There was a silence then, heavy, as if both of them were letting the weight of the moment settle. The crystal glowed softly between her hands, casting a faint crimson light across her face.
“Rook...” His voice was low, deliberate. “I hope for your sake she’s everything you believe her to be.”
“You’ll just have to trust me,” she whispered, her own voice trembling.
“That,” he said after a long pause, “has never been the hard part.”
Rook fell back onto the bed, still clutching the stone to her chest, the crystal warm against her palms. The hum of the canal and the faint glow of the lamps outside made her feel anchored in the moment, even as her chest ached with longing.
“I love you,” she breathed finally, the words slipping out before she could second-guess them.
There was a pause on the other end, just long enough to make her heart stutter. Then his voice, soft and steady, wrapped around her like a blanket. “I love you too, Rook.”
She let the words wash over her, melting into the bed, eyes closed. The warmth of his voice lingered, filling the empty apartment, mingling with the faint scent of the candles Bellara had lit to chase the evening chill.

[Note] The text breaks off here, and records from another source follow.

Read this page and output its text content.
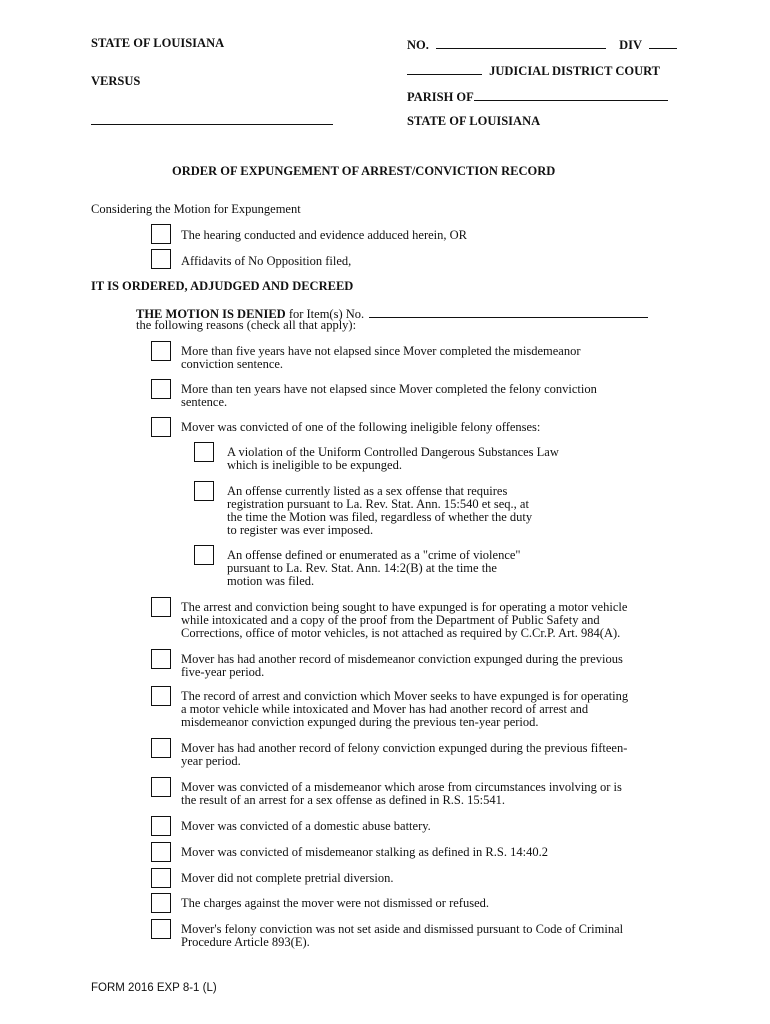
STATE OF LOUISIANA
VERSUS
NO.	DIV
JUDICIAL DISTRICT COURT
PARISH OF
STATE OF LOUISIANA
ORDER OF EXPUNGEMENT OF ARREST/CONVICTION RECORD
Considering the Motion for Expungement
The hearing conducted and evidence adduced herein, OR
Affidavits of No Opposition filed,
IT IS ORDERED, ADJUDGED AND DECREED
THE MOTION IS DENIED for Item(s) No.
the following reasons (check all that apply):
More than five years have not elapsed since Mover completed the misdemeanor
conviction sentence.
More than ten years have not elapsed since Mover completed the felony conviction
sentence.
Mover was convicted of one of the following ineligible felony offenses:
The arrest and conviction being sought to have expunged is for operating a motor vehicle
while intoxicated and a copy of the proof from the Department of Public Safety and
Corrections, office of motor vehicles, is not attached as required by C.Cr.P. Art. 984(A).
Mover has had another record of misdemeanor conviction expunged during the previous
five-year period.
The record of arrest and conviction which Mover seeks to have expunged is for operating
a motor vehicle while intoxicated and Mover has had another record of arrest and
misdemeanor conviction expunged during the previous ten-year period.
Mover has had another record of felony conviction expunged during the previous fifteen-
year period.
Mover was convicted of a misdemeanor which arose from circumstances involving or is
the result of an arrest for a sex offense as defined in R.S. 15:541.
Mover was convicted of a domestic abuse battery.
Mover was convicted of misdemeanor stalking as defined in R.S. 14:40.2
Mover did not complete pretrial diversion.
The charges against the mover were not dismissed or refused.
Mover's felony conviction was not set aside and dismissed pursuant to Code of Criminal
Procedure Article 893(E).
A violation of the Uniform Controlled Dangerous Substances Law
which is ineligible to be expunged.
An offense currently listed as a sex offense that requires
registration pursuant to La. Rev. Stat. Ann. 15:540 et seq., at
the time the Motion was filed, regardless of whether the duty
to register was ever imposed.
An offense defined or enumerated as a "crime of violence"
pursuant to La. Rev. Stat. Ann. 14:2(B) at the time the
motion was filed.
FORM 2016 EXP 8-1 (L)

“I’ll see you soon,” she whispered, clutching the crystal as though it were a piece of him she could hold onto until then.

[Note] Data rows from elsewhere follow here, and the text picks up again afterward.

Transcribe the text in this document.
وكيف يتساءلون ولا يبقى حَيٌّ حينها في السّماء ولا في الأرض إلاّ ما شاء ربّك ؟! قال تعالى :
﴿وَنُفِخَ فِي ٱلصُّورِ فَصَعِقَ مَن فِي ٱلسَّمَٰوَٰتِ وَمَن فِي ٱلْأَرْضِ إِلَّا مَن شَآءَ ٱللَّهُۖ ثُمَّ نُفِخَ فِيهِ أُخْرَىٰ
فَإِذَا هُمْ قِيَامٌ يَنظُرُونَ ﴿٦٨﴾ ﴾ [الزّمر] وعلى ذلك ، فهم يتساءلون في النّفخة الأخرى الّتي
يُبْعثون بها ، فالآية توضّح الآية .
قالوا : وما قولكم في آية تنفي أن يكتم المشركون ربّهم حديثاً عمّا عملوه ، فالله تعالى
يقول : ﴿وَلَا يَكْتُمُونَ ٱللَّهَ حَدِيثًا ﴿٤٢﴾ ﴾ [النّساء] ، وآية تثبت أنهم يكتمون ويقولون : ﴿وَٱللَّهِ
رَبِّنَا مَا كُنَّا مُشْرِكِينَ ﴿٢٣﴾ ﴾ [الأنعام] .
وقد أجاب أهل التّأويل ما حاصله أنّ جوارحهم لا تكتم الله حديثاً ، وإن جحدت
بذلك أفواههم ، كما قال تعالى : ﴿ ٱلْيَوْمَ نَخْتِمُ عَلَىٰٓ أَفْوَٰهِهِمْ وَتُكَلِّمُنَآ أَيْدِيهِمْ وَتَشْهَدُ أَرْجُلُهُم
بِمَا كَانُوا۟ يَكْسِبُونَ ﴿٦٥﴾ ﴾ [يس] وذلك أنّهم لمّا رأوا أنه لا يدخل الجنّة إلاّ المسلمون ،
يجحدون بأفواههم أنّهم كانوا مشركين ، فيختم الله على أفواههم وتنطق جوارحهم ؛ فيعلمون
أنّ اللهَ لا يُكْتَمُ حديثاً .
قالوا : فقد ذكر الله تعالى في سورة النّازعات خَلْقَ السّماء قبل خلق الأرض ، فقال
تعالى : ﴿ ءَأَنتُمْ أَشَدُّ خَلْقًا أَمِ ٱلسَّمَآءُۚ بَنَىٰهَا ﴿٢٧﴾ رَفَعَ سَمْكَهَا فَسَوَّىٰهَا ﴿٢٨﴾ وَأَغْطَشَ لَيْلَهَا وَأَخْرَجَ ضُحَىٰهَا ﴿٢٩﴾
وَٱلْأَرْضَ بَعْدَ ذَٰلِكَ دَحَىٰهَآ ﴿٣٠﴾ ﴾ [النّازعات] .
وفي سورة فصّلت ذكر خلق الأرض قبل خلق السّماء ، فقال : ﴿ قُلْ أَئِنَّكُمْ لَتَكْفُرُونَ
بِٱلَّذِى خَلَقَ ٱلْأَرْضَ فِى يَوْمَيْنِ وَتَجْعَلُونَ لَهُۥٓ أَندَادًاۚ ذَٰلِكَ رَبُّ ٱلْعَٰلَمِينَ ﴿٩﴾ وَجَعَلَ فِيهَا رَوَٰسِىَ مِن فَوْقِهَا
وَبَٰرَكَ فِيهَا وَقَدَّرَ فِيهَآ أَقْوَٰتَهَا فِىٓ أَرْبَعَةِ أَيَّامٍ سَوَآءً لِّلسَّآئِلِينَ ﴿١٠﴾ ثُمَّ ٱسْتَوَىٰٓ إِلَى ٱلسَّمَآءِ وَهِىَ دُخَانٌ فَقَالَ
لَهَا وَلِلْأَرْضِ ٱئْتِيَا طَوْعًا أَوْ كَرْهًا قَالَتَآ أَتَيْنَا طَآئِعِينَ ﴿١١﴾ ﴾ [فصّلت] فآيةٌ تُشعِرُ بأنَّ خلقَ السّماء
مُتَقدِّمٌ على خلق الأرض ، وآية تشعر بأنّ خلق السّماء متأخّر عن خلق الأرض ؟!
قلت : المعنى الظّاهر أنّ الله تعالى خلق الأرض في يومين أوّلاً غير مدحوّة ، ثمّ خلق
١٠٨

“Not soon enough,” he replied. "Get some rest, it sounds like you've had a big day."
“Good night, mi alma,” she murmured, voice cracking again. The crystal dimmed back to its dark red wine color, leaving only the quiet city sounds outside: the slap of water against the canals, the distant shuffle of closing shops, the faint clink of a lantern swinging in the wind.
Rook lay there for a long while after the conversation ended, the crystal still warm in her palm. The room was quiet, but her mind was anything but. She could feel the echo of his voice vibrating through her chest, a tangible weight that left her simultaneously light and achingly heavy. Her tears had dried, leaving streaks of salt on her skin, and she traced the crystal’s contours with trembling fingers, as if mapping him back into her reality.
Every corner of the apartment, every shadowed shelf and soft blanket, felt suddenly alive with the memory of him. She remembered how his presence steadied her, even from afar, how his quiet certainty had always been the thing she could rely on. And though the room was empty, she felt the fragile tether of connection - warm, pulsing, and infinitely delicate - stretching from her hand to wherever he sat, waiting, listening, caring.
Rook closed her eyes and let herself breathe fully, the crystal pressed to her heart. For the first time in a long time, she felt that even in the silence, she was not alone.